JAKARTA (TEROPONGSENAYAN) -- Menteri Agama Fachrul Razi menekankan bahwa perlindungan dan keamanan ulama menjadi tanggung jawab semua pihak. Respons ini menyusul atas peristiwa penusukan terhadap Syekh Ali Jaber di Lampung, Ahad (13/3) lalu.
"Keamanan ulama dan pendakwah menjadi tanggung jawab bersama. Tidak hanya pihak keamanan, tapi juga panitia yang mengundangnya," kata Fachrul dalam siaran pers resmi Kemenag, Rabu, 16 September 2020.

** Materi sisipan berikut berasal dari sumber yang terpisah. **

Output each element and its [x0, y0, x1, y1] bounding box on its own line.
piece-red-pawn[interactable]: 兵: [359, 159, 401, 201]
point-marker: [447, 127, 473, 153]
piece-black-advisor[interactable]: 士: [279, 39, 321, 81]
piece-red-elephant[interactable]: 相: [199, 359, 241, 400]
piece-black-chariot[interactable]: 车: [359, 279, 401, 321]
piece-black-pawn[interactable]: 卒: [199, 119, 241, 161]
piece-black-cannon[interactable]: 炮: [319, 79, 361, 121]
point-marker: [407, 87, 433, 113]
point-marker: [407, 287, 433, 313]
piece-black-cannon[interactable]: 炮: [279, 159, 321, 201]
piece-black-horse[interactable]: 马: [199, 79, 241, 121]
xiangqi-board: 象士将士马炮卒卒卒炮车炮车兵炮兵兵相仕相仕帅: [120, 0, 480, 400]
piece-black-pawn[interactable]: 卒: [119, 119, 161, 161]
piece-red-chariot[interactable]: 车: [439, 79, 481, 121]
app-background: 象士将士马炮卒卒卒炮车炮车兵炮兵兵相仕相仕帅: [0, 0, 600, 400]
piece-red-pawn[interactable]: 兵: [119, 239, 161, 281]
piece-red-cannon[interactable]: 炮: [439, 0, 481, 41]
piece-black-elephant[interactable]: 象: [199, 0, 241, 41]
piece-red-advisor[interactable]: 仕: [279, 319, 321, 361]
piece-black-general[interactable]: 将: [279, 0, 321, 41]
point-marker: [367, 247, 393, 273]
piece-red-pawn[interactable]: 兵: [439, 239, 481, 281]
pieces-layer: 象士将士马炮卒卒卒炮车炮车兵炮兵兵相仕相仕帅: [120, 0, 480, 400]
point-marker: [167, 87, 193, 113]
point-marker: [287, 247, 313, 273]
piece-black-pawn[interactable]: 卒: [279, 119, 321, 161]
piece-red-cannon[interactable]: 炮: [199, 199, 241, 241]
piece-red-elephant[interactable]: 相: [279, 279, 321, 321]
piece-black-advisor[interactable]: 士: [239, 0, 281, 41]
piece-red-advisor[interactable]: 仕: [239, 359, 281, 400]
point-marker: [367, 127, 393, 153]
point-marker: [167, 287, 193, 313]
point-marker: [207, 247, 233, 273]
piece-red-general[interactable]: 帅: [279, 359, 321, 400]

Fachrul pun mengimbau jemaah dan panitia yang menyelenggarakan pengajian tidak hanya fokus pada pelaksanaan acara, namun juga turut memperhatikan keselamatan ulama atau dai yang menjadi penceramah. Upaya ini sebagai bentuk kewaspadaan terhadap potensi gangguan keamanan.
"Saya imbau, semua pihak untuk ikut menjaga kelancaran acara, termasuk keamanan pendakwah," kata Fachrul.

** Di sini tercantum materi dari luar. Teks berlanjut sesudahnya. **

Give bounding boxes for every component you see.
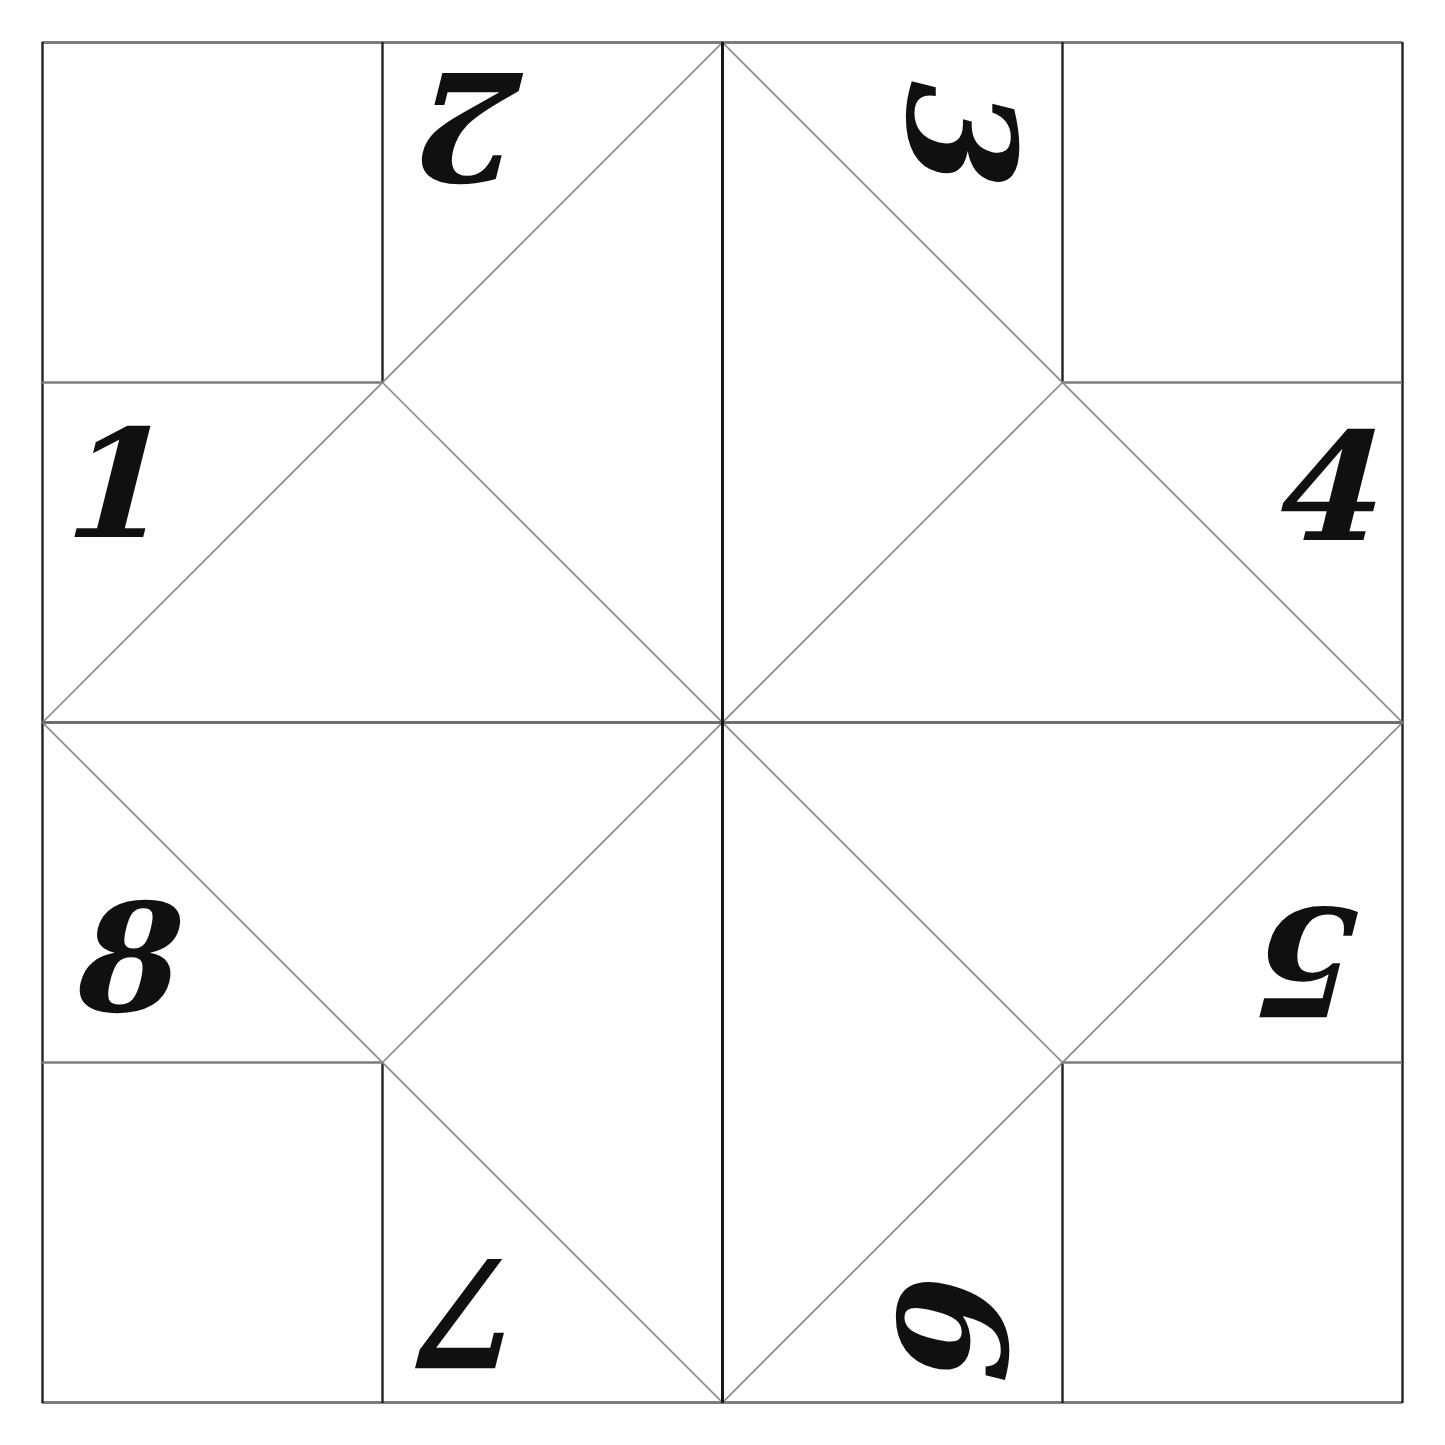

Ia pun berharap peristiwa penyerangan terhadap ulama tak terulang lagi dan umat dapat menjalani kehidupan keagamaan yang rukun dan damai.
Seperti diketahui, Syekh Ali Jaber ditusuk seorang pria pada Minggu (13/9) kemarin. Peristiwa ini terjadi saat Syekh Ali Jaber mengisi ceramah di Masjid Falahuddin, Bandar Lampung. Akibatnya, tangan kanan pendakwah itu terluka akibat tusukan.
Peristiwa ini juga mendapat reaksi dari Dewan Masjid Indonesia (DMI) Provinsi Lampung. Mereka mendesak kepolisian yang menangani kasus penusukan ulama terkenal di Indonesia Syekh Ali Jaber seterang-terangnya. Pengungkapan kasus dan motif penusukan tersebut, menjadi penting agar tidak terulang kembali kasus yang sama di tempat berbeda.
Adapun tersangka yang merupakan pelaku penyerangan langsung diringkus dan diserahkan ke polisi. Tersangka yang berinisial AA (27) itu kini ditahan selama 20 hari ke depan.
Kepala Biro Penerangan Masyarakat Divisi Humas Polri Brigjen (Pol) Awi Setiyono menuturkan, pihaknya sudah memeriksa delapan orang saksi dalam perkara tersebut. Namun, ia tidak merinci siapa saja saksi yang sudah diperiksa.
Pelaku dijerat dengan pasal-pasal terkait penganiayaan berat dan membawa senjata tajam tanpa hak.
"Sesuai Pasal 351 ayat 2 (KUHP) dengan ancaman pidana penjara 5 tahun dan Pasal 2 ayat 1 UU Darurat Nomor 12 Tahun 1951 dengan ancaman pidana penjara 10 tahun," kata Awi.